Steyer récuse aussi l'idée que le coelacanthe n'est pas un « fossile vivant » parce qu'il serait plutôt question de « taux d'évolution » différents : « on parle alors de formes panchroniques (littéralement « qui traversent les âges ») et non plus de fossiles vivants… » Encore une différence qui ne me paraît pas « de taille » (admettons qu'il s'agit d'un tic verbal de Steyer).

De même : « Nous ne parlons donc plus de 'sortie des eaux' mais de 'terrestrialisation' » ! Espérons que les créatifs sont bien payés pour cette innovation. Quant à : « Enfin, en terme de physiologie, on peut se demander si nous sommes réellement 'sortis des eaux' avec un corps composé à 60 % d'eau… », j'avais déjà eu l'occasion de dire, pour des propos de ce genre, qu'il y avait des baffes qui se perdaient (à propos d'eau dans les aubergines).

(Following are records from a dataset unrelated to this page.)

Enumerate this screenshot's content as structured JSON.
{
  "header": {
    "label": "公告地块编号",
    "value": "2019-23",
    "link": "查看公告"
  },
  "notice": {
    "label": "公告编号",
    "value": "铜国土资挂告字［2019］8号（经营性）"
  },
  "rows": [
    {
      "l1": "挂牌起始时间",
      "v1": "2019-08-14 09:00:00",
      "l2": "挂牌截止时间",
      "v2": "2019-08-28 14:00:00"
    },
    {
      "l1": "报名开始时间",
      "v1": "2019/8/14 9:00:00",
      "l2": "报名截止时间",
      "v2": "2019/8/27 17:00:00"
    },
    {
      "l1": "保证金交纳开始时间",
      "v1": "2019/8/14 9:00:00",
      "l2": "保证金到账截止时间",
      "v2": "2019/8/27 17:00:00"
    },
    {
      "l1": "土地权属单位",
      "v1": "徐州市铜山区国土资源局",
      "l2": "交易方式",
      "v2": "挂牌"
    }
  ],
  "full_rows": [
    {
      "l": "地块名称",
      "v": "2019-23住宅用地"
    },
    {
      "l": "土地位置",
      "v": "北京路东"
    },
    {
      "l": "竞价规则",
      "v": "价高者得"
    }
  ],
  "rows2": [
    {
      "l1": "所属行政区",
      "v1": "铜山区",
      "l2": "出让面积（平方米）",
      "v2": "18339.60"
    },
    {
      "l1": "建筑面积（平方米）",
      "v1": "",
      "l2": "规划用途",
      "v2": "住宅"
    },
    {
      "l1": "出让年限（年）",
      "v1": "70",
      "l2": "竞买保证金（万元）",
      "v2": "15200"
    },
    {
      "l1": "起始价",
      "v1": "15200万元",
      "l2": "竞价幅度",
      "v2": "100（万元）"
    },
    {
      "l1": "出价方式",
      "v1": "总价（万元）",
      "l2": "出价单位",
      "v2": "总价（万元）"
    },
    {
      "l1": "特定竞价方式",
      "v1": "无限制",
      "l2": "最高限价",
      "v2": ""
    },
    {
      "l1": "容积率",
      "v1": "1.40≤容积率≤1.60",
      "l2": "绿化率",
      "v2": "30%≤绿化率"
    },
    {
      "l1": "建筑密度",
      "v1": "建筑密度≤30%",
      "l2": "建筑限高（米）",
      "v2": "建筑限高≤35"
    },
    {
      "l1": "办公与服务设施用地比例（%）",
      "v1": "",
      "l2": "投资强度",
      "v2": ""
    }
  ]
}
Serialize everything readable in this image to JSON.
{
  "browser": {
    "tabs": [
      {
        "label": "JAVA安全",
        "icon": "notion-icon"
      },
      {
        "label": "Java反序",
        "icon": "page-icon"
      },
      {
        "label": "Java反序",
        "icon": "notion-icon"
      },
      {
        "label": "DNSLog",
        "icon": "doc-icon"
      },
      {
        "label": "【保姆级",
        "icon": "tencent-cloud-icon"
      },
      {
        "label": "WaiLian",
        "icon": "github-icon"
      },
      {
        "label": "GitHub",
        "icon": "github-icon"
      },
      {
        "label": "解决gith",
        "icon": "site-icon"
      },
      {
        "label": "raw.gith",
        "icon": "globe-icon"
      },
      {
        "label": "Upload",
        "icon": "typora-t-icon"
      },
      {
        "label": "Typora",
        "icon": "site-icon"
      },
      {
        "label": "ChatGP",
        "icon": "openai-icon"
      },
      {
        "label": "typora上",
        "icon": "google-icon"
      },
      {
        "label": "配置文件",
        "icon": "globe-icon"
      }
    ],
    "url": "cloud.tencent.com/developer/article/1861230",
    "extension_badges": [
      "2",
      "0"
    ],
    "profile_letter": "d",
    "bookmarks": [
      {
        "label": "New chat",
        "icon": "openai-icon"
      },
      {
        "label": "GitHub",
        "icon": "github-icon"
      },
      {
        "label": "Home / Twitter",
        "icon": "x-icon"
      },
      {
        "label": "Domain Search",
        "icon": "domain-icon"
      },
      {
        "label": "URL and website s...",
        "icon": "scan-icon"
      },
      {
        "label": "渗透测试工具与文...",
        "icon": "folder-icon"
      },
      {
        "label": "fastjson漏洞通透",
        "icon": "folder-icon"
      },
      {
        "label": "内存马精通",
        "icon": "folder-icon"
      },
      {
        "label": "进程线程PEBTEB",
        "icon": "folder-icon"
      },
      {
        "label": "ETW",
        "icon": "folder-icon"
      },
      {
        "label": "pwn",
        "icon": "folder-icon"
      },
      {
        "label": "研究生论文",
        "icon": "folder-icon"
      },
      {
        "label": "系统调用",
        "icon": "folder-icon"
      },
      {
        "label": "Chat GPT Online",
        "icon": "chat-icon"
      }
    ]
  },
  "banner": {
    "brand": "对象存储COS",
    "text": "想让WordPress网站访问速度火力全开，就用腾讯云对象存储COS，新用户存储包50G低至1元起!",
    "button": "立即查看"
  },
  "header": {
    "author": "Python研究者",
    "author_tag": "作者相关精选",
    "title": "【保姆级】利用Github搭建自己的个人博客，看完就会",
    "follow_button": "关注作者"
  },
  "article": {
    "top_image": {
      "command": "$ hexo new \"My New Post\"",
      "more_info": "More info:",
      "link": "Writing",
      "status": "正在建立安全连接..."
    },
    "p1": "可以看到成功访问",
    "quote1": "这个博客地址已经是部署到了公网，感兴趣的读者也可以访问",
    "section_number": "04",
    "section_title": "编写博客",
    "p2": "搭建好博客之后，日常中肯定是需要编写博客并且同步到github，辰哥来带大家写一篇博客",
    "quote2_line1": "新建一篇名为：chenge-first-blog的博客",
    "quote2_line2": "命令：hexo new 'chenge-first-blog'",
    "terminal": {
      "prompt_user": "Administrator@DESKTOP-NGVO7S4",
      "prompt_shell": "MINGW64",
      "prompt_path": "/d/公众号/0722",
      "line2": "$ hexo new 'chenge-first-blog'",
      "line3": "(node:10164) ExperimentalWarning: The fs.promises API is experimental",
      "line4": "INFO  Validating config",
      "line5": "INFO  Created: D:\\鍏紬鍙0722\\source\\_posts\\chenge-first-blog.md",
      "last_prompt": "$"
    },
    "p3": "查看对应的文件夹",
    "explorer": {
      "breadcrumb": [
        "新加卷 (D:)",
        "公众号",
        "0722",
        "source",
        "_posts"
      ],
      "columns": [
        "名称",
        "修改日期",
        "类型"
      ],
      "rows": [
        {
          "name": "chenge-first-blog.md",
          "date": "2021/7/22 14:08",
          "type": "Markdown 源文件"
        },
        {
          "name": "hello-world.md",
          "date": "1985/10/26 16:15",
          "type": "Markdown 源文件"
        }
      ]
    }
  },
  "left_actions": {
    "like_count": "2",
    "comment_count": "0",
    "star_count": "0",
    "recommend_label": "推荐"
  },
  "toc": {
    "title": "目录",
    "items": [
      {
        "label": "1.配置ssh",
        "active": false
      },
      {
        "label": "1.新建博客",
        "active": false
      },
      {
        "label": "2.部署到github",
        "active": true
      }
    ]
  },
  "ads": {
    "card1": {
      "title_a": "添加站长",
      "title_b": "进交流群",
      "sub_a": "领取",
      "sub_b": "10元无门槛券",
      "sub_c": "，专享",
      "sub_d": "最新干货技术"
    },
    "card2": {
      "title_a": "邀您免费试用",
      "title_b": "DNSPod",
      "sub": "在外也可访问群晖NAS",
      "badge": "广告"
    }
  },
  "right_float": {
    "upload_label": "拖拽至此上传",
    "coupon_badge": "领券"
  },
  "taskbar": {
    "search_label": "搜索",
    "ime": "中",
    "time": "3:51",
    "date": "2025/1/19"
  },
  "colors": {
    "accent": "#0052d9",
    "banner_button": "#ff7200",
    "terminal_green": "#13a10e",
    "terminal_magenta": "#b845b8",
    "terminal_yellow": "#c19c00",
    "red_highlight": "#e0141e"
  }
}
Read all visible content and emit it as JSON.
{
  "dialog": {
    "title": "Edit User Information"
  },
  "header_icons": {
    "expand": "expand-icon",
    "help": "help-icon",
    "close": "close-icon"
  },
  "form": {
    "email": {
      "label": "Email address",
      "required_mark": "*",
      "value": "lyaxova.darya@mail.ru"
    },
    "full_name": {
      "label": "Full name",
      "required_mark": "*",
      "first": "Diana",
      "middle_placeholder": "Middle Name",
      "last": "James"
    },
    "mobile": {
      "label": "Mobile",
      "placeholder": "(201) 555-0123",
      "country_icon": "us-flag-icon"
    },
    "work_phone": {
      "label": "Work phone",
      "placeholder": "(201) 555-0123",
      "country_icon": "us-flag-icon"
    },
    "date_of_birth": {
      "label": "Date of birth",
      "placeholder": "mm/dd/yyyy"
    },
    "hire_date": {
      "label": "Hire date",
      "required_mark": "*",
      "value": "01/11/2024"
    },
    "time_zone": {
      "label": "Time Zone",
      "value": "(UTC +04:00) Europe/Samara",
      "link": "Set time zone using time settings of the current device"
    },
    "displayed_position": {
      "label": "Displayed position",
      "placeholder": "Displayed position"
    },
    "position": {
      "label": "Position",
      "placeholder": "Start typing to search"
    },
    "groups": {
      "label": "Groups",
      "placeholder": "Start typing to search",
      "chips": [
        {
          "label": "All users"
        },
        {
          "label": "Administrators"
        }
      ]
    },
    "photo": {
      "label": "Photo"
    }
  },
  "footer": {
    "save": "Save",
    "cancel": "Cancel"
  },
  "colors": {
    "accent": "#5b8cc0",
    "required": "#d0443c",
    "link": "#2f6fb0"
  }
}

Steyer se crée des adversaires qu'il a un peu tendance à considérer obscurantistes, comme les créationnistes, même quand il ne parle que de la simple évolution des connaissances paléontologiques elles-mêmes. Il ne devrait pas tant critiquer « l'esprit humain, féru de causalité » qui a quand même permis la connaissance scientifique. Surtout quand il s'agit, comme dans le cas du rôle de la disparition des dinosaures dans l'apparition des mammifères, d'une raison simple : « Nous surestimions donc l'effet de la crise Crétacé-Tertiaire car nous n'avions pas assez de données. » La connaissance progresse. Mais c'est pas encore gagné.

J'avais déjà remarqué cette tendance des scientifiques à se payer de mots. Il me semble que l'inconvénient est de favoriser ceux qui récitent la dernière terminologie à la mode au détriment de ceux qui veulent vraiment comprendre les processus.